The codebook provides information on item nonresponse, that is, which questions respondents declined to answer, answered as "don't know," or were skipped through. Also available in the database are timing variables that provide information on how long it took respondents to complete the total interview and to complete individual sections. In 2019, a separate timings dataset was added that includes a more extensive set of timings for select variables and survey years.
Item nonresponse
Missing data, or nonresponse, occurs for a number of reasons in the NLSY97 survey. First, a number of respondents may not participate at all that survey year, causing all information for those respondents in that particular survey year to be missing. (Note: data that are missing because of a non-interview situation are coded with a -5). The created variable "Reason for Noninterview" (RNI) is available in each survey round and provides counts for the different reasons (unable to be located, refusal, deceased, etc.) a respondent is not interviewed. The extent of non-participation in each survey round is illustrated in Retention & Reasons for Non-Interview.
A second reason missing data occurs is that respondents do not provide a valid answer to a question. When this happens, interviewers make a determination about whether to mark the answer as a 'refusal' or a 'don't know' value. Interviewers are trained to distinguish between refusal and don't know responses. For example, a refusal usually stems from such respondent comments as "That's none of your business," "I don't want to say," "I'm not comfortable telling you that," or "I don't want to answer." A 'don't know' response is coded from respondents comments such as, "I have no idea," "I don't know how I could guess," "I wouldn't know," or "I'm not sure how to answer that." Standard interviewing protocol calls for interviewers to try to convert an item non-response either by allaying the concerns underlying a refusal (for example, by assuring privacy or citing the research reasons for a particular questionnaire item) or by providing cognitive aids to the respondent who "doesn't know" (for example, asking "Do you remember what season it was?" or "Do you have a guess what the range might be?).

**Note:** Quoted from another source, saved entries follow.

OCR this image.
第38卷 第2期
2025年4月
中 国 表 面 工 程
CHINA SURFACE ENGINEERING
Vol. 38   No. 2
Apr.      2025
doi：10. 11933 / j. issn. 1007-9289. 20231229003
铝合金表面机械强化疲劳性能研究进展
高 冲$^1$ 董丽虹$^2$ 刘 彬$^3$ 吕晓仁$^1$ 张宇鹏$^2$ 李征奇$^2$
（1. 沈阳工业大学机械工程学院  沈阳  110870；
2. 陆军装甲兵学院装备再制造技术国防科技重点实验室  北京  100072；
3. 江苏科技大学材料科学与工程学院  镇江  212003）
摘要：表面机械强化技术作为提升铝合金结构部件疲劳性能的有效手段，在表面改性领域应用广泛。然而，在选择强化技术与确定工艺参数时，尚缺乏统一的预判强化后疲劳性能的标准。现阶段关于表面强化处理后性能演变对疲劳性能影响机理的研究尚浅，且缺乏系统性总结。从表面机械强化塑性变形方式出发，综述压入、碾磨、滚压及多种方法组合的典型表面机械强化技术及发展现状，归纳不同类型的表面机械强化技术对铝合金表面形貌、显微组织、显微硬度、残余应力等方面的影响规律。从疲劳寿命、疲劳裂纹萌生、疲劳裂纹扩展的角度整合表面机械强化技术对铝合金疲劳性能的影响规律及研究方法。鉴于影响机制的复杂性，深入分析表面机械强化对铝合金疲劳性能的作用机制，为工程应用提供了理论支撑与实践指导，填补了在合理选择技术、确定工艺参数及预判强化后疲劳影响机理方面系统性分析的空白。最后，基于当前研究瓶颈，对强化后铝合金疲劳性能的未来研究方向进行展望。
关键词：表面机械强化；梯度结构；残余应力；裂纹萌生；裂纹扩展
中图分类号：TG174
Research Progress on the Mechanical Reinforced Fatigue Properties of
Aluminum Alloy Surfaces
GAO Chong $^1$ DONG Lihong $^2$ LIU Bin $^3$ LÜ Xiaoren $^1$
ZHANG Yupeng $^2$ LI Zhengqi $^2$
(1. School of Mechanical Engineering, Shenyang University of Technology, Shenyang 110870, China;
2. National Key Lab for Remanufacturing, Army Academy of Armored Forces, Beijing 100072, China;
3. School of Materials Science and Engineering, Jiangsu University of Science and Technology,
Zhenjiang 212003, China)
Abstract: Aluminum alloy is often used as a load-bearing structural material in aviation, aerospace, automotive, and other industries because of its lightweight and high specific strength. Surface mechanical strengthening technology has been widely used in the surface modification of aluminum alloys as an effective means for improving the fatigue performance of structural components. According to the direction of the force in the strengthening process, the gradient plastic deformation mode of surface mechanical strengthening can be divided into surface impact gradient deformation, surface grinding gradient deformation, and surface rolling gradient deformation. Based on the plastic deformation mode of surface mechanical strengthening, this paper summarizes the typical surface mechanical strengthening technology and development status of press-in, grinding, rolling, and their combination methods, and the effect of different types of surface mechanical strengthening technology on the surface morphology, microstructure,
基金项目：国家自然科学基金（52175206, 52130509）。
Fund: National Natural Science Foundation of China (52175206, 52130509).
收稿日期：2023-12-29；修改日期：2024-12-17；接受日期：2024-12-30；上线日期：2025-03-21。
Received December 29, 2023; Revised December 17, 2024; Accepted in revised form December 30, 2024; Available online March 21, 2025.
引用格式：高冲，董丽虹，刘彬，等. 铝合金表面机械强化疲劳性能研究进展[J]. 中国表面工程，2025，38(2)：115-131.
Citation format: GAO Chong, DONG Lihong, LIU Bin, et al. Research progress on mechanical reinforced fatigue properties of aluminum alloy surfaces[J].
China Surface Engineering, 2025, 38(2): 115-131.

Only if conversion attempts are ineffective do interviewers record a 'refusal' or 'don't know' response.
A valid skip is another reason for missing data. Respondents do not answer every question of the survey. For instance, some questions might apply to only females or a certain age range. Users should trace back skip patterns to determine whether a respondent was skipped out because a given topic was inapplicable to him/her or because the respondent answered similar questions along a different path. Survey questions not on a path answered by the respondent are coded with a -4.
Missing data can also occur when there is an incorrect flow in the survey instrument. Incorrect flows may result in some respondents being skipped over a set of questions that should be answered while others answer questions that they should not have been asked. NLS data archivists have removed from the data most of the extraneous question responses. While extra information can be removed, missing data is not imputed in the NLSY97 surveys. Missing data caused by this reason is flagged with a special 'invalid skip' code. The use of CAPI for surveys reduces the number of invalid skips in complex questionnaires; nevertheless, some invalid skips are still possible in CAPI data. When these errors are found, the CAPI survey can be corrected in the field to prevent further invalid skips, but the missing data from already completed cases are not retrieved.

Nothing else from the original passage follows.